A sadly familiar tale
IT IS indeed a matter of grave concern that, even at the advent of the season, farmers have to sell boro paddy at a rate apparently below the production cost. As New Age reported on Sunday, it is selling between Tk 500 and Tk 550 per 40 kilograms in most areas, except northern districts — known to be the rice bowl of the country — where the harvest is yet to start, while, according to experts, the production cost of the same amount of boro ‘might be around Tk 550’ this season. When the harvest peaks, as Department of Agricultural Extension officials in Dhaka predicted, in 10 days, the price situation may deteriorate further.
It has unfortunately become commonplace in recent years that farmers are subject to incurring losses when they produce a bumper crop, be it paddy or potatoes or the like. As we repeatedly commented in these columns quoting experts, to make a difference, the government needs to make timely interventions in the market, especially by setting a minimum price for the crop in a bid to give price support to the cultivators in the first place. Regrettably, however, the government is yet to effectively respond to such suggestions.

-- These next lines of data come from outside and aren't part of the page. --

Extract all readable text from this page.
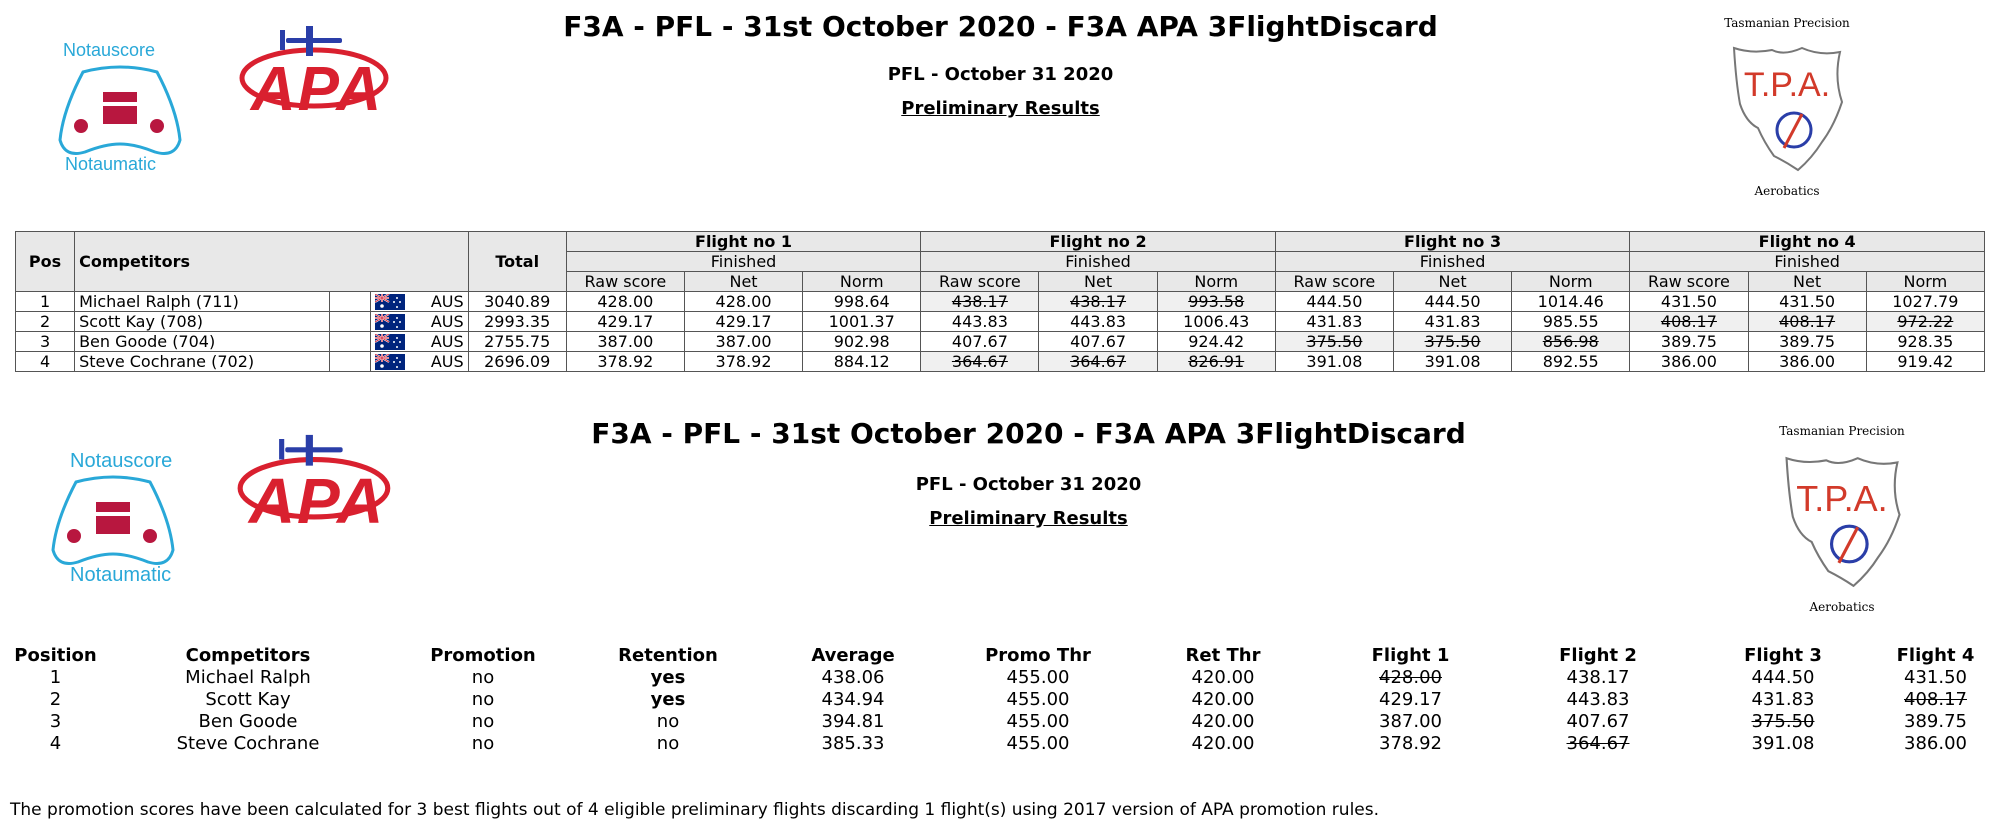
F3A - PFL - 31st October 2020 - F3A APA 3FlightDiscard
PFL - October 31 2020
Preliminary Results
Notauscore
Notaumatic
APA
Tasmanian Precision
T.P.A.
Aerobatics
Pos	Competitors			Total	Flight no 1			Flight no 2			Flight no 3			Flight no 4		
					Finished			Finished			Finished			Finished		
					Raw score	Net	Norm	Raw score	Net	Norm	Raw score	Net	Norm	Raw score	Net	Norm
1	Michael Ralph (711)		AUS	3040.89	428.00	428.00	998.64	438.17	438.17	993.58	444.50	444.50	1014.46	431.50	431.50	1027.79
2	Scott Kay (708)		AUS	2993.35	429.17	429.17	1001.37	443.83	443.83	1006.43	431.83	431.83	985.55	408.17	408.17	972.22
3	Ben Goode (704)		AUS	2755.75	387.00	387.00	902.98	407.67	407.67	924.42	375.50	375.50	856.98	389.75	389.75	928.35
4	Steve Cochrane (702)		AUS	2696.09	378.92	378.92	884.12	364.67	364.67	826.91	391.08	391.08	892.55	386.00	386.00	919.42
F3A - PFL - 31st October 2020 - F3A APA 3FlightDiscard
PFL - October 31 2020
Preliminary Results
Notauscore
Notaumatic
APA
Tasmanian Precision
T.P.A.
Aerobatics
Position	Competitors	Promotion	Retention	Average	Promo Thr	Ret Thr	Flight 1	Flight 2	Flight 3	Flight 4
1	Michael Ralph	no	yes	438.06	455.00	420.00	428.00	438.17	444.50	431.50
2	Scott Kay	no	yes	434.94	455.00	420.00	429.17	443.83	431.83	408.17
3	Ben Goode	no	no	394.81	455.00	420.00	387.00	407.67	375.50	389.75
4	Steve Cochrane	no	no	385.33	455.00	420.00	378.92	364.67	391.08	386.00
The promotion scores have been calculated for 3 best flights out of 4 eligible preliminary flights discarding 1 flight(s) using 2017 version of APA promotion rules.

True, there have been procurement drives, particularly after every boro harvest in the past three years or so. But it is also true that such a drive has made little success thus far as it has hardly been conducted on time. In almost every season so far, the incumbent government has started its drive to procure paddy when the farmers, especially the small and medium ones, have already sold their crop to meet their day-to-day expenditure and repay the money that they generally have to borrow from others to meet the cost of production. Allegations have it that such an untimely drive is, in fact, intended to benefit a group of rice traders, who usually collect the crop from growers early in the season at a cheaper price.
The incumbents need to realise that all this may not only prove their much-touted steps regarding agriculture, including providing low-interest loans and agricultural inputs like fertiliser to farmers, self-defeating but also eventually make the latter look for options other than growing crops. They need to declare its boro procurement drive before the harvest peaks setting the price higher than the average cost of production.